A Hail Mary and the Gun That Never Was
I get asked this question a lot: Why Westerns?
That’s a darned good question that has an ironic answer woven into its fabric. Short answer: I took a class and came up with the idea there; hint: there was a gun involved.
A couple of years ago, one of the writers from my accountability group suggested a class called The Fearless Writer, taught by Laura Baker, and a handful of us took it with her. Honestly, my expectations for myself were low at that moment in time. I didn’t have much to lose and a whole lot to gain as I was in a stagnant place. The class had a series of varied goals, but the homework from one assignment became the very first scene of The Reluctant Bandit. I’m being purposefully vague about the assignment, but there were specific elements everyone needed to include in their homework, three of them being a woman, a bell, and a gun.
This was a turning point for me for a couple of reasons. I sat with this homework for a long while because I had no idea what to write and I wouldn’t let myself walk away until I started something. Was it the gun that threw me off (I was writing about the medieval period, originally)? The combination of items? Had I given up on myself? The idea that finally came to me was in the form of a western. I loved these characters that I had barely scratched the surface on, but it also felt weird to inhabit that space. I didn’t think much of it because they were just part of an exercise that we weren’t returning to. The instructor said this was the first time in teaching this class (20 years, I think she wrote) that someone wrote a western. 🤔 I found that hard to believe, but okay…she was super excited about it and I had a serious fondness for the scene. “Accidental” kidnapping aside, it peaked my interest and curiosity.
Turns out I was lucky that I liked Charlie and Annabelle from this exercise, because later in the class we were required to work with a new manuscript idea. The problem was I didn’t have a fresh manuscript to work with or even a fresh idea. And the sayin’ goes, I was also riding dangerously close to the cliff of “fresh out of F**ks.” I tentatively asked if I could use Charlie for the hero’s arc and she was very encouraging about this (after putting her foot down on not using something I’ve already written 😬). This, even after I insisted that I “do not read or write westerns.”

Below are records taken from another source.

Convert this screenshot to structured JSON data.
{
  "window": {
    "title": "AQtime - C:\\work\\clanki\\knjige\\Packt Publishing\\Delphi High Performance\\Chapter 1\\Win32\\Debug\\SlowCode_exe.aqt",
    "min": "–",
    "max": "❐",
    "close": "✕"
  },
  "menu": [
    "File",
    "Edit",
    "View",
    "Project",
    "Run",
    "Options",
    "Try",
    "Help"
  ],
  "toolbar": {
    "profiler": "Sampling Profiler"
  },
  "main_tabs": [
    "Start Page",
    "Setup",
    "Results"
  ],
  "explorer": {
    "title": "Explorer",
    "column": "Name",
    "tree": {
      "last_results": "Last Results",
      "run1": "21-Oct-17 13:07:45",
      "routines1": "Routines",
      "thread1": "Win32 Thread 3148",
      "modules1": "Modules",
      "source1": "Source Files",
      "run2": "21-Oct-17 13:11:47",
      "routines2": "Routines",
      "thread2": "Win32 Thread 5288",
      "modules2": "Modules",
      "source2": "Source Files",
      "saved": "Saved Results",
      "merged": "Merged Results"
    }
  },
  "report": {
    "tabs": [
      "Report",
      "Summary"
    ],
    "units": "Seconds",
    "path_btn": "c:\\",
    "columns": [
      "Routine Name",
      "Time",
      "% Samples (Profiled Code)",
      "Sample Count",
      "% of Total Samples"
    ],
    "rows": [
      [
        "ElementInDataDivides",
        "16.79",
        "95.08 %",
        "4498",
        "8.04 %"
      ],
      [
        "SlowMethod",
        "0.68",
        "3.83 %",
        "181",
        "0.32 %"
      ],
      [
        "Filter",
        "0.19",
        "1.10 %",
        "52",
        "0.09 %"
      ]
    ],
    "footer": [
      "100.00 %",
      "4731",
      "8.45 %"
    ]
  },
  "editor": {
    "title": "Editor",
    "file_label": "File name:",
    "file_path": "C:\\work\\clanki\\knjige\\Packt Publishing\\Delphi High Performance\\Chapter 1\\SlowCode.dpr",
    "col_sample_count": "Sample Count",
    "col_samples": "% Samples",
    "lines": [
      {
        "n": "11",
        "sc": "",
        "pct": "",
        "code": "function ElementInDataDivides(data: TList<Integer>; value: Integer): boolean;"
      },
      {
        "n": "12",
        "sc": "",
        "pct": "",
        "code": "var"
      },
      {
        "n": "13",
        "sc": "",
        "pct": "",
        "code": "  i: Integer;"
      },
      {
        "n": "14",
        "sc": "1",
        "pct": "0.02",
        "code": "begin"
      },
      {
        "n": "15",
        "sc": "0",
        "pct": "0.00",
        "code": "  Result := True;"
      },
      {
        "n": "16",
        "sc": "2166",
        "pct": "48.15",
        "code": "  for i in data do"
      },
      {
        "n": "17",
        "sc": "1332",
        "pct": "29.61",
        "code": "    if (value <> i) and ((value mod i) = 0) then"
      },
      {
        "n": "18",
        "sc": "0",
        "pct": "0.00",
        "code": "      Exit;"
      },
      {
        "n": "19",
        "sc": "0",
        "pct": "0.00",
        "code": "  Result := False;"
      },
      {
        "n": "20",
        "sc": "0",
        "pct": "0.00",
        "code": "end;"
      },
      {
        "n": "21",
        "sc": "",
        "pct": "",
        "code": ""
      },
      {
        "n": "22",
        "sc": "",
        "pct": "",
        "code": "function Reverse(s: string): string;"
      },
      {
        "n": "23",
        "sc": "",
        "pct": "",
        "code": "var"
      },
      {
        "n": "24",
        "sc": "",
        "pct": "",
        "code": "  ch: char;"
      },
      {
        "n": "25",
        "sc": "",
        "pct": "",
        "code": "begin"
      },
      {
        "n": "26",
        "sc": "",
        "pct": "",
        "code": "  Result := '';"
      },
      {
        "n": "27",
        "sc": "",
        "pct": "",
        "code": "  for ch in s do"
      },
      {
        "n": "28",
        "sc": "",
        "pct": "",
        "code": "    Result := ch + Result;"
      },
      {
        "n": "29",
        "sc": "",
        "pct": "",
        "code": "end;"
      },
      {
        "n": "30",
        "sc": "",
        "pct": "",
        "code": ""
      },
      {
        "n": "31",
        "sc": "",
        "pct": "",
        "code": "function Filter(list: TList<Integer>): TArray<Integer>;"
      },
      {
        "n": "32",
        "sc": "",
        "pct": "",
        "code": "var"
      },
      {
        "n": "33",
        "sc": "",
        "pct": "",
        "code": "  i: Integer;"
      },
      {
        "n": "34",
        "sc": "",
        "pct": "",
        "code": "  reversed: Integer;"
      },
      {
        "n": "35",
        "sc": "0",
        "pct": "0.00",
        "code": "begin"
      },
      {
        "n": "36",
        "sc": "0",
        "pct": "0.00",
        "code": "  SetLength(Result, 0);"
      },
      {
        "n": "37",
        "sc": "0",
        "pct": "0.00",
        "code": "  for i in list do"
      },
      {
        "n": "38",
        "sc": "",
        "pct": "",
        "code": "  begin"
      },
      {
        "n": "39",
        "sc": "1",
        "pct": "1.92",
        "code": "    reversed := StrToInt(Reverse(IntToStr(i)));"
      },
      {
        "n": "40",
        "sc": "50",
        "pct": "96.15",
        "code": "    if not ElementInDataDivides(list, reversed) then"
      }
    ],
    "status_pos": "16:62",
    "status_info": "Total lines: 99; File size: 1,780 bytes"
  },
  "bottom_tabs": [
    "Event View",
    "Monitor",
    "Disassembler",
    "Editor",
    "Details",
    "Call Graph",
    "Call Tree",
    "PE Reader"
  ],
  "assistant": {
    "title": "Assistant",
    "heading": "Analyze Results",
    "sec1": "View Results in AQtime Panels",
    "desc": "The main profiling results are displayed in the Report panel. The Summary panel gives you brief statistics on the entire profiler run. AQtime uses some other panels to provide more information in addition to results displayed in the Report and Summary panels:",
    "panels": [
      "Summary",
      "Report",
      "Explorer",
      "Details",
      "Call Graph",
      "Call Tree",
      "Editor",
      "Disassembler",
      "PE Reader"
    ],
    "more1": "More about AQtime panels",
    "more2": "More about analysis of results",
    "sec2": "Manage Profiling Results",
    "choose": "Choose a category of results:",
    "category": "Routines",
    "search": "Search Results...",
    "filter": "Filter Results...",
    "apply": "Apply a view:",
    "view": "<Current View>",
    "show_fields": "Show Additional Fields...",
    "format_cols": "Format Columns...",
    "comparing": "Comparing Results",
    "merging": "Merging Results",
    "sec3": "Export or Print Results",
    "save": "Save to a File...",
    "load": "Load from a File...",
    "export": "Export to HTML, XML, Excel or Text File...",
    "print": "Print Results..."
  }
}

Cue hysterical laughter, Friday Fools. I’m just glad I didn’t use the dreaded “never” so I’d have to eat crow.
The other element of “western” for the psych lab–and here’s where “never” rides in, kicking up dust–is I “never” thought that I could be a part of the western mythos. My mother is from Japan and I grew up in the PNW. I grew up with two kids who played with the western toys of the 1950’s, one inherited them from her dad and aunt, and the other from his much-older siblings. They watched the shows, had the decorations and accouterment, and were American in a way that I wasn’t. I don’t even think I had one of those stick ponies to play with. I certainly didn’t have little cowboy boots. I tended to identify and sympathize with the “Indians” in the westerns, but I wasn’t part of their tribe, either. I am a half Japanese woman who grew up in a part of town during the ’70s where there wasn’t a whole lot of space for a non-categorical like me. Cue Cher’s Half Breed. Again, the irony is not lost there, either.

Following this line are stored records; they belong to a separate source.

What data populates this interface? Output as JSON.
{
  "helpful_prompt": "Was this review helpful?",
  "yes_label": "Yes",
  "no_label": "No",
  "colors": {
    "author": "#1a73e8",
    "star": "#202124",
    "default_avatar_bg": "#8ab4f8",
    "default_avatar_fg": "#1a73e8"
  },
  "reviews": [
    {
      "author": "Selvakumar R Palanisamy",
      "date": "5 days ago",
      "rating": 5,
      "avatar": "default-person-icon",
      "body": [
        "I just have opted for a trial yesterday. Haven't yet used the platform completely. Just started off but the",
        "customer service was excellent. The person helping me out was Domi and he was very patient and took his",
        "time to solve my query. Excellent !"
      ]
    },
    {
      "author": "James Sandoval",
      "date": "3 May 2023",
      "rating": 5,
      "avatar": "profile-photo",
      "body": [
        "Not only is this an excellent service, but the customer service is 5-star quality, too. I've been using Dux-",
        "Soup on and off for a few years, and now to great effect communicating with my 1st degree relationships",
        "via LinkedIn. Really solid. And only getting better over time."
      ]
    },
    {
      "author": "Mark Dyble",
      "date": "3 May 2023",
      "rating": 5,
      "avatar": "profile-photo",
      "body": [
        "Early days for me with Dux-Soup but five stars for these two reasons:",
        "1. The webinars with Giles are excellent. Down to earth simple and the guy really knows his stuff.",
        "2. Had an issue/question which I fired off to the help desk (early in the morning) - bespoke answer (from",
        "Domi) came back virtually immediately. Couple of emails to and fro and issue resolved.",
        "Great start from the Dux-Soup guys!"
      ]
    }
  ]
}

So, while my friends with their walls decorated with little cowboys and cowgirls, their cap guns, and cowboy hats inhabited a space that I couldn’t imagine, I was relegated to “Indian,” which wasn’t a problem aside from feeling like a fraud there, too. From reservations to internment camps, I’ve struggled with my country’s (America’s) history growing up while simultaneously idealizing the grit and determination of survival, the cooperative working and living, as well as certain freedoms. I tried to “live away” from this feeling of non-belonging by studying things where there was no question of not belonging: German language and literature and Comparative literature as an undergrad and British literature as a graduate student. I tried to reject or “run away” from the culture that both raised and rejected me. However, that isn’t sustainable. At some point, you have to return “home.”
So here I am, back where I started with westerns. I found myself brushing up against them with where I live (Arizona); who I live with; as well as with these two characters who fell into my proverbial lap, embracing my writing for what it is. These aren’t the westerns of your father or the sweet historical western romances. They’re my own blend of story and observation. Something that I’ve come to terms with. They have a lot to do with all is not as it seems, much like life.

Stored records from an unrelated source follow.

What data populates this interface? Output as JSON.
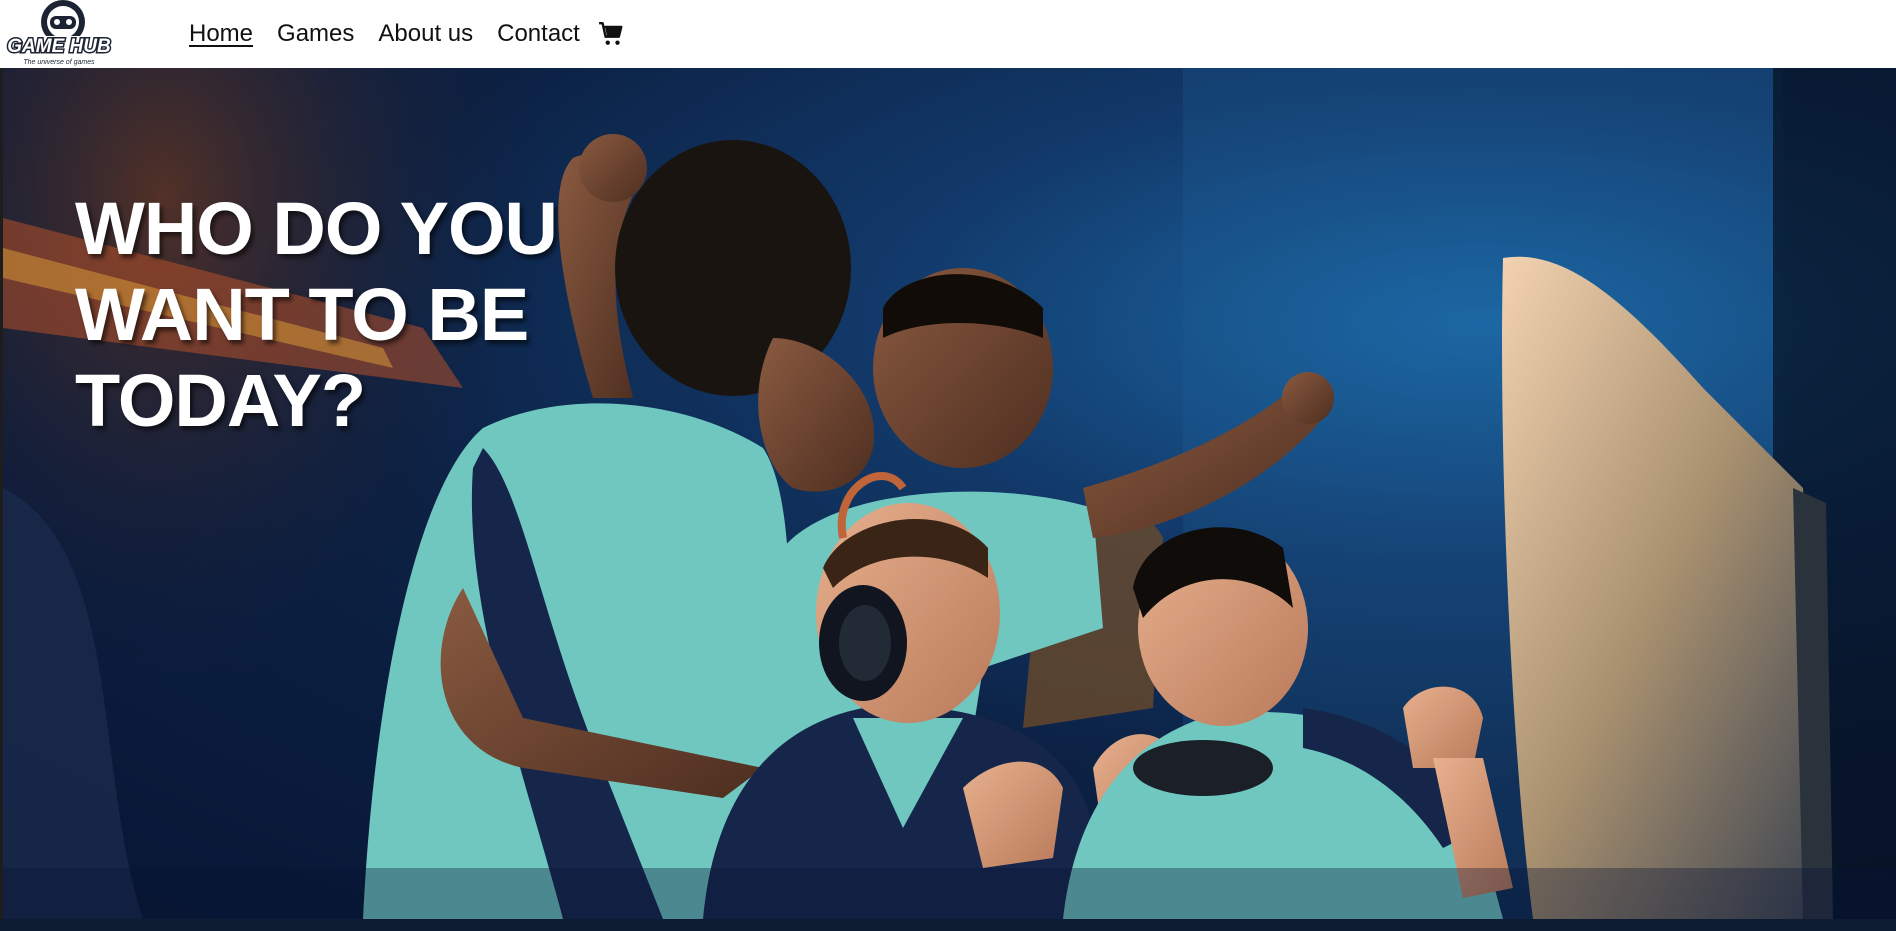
{
  "brand": {
    "name": "GAME HUB",
    "tagline": "The universe of games"
  },
  "nav": {
    "items": [
      {
        "label": "Home",
        "active": true
      },
      {
        "label": "Games",
        "active": false
      },
      {
        "label": "About us",
        "active": false
      },
      {
        "label": "Contact",
        "active": false
      }
    ],
    "cart_icon": "shopping-cart-icon"
  },
  "hero": {
    "title_lines": [
      "WHO DO YOU",
      "WANT TO BE",
      "TODAY?"
    ],
    "image_description_icon": "gamers-celebrating-photo"
  },
  "colors": {
    "nav_bg": "#ffffff",
    "hero_dark": "#081533",
    "hero_blue": "#1b6aa8",
    "jersey_teal": "#6fc7c0",
    "jersey_navy": "#15264a"
  }
}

And Charlie? In the end, he didn’t have a gun in that opening scene. He managed just fine without one, and in his own way–a double Hail Mary of sorts. For both of us.
This blog post was so touching. I never knew the reason behind the westerns and I’m so glad that you put it all out there. I hope you write a memoir someday. I would love to read about what it was like for you growing up. I’m sure there are many who could relate!
Thank you for reading and for the sweet message. 💜
I told the ladies from my Port Townsend accountability group that I was switching from Medieval Scottish to American Western–kind of had to, lol. Accountability and all. Afterward, I spent a lot of time justifying and explaining how my first novel became a “western.” So it’s funny, I just assumed everyone knew (the class part) because of that. What a turn, right? To say that some of the people who know me were surprised is an understatement. 🤠😂
Also, thank you for the validation of putting that story out. That post sat as a draft for quite a few months (it wasn’t “lonely,” it had company 🙄).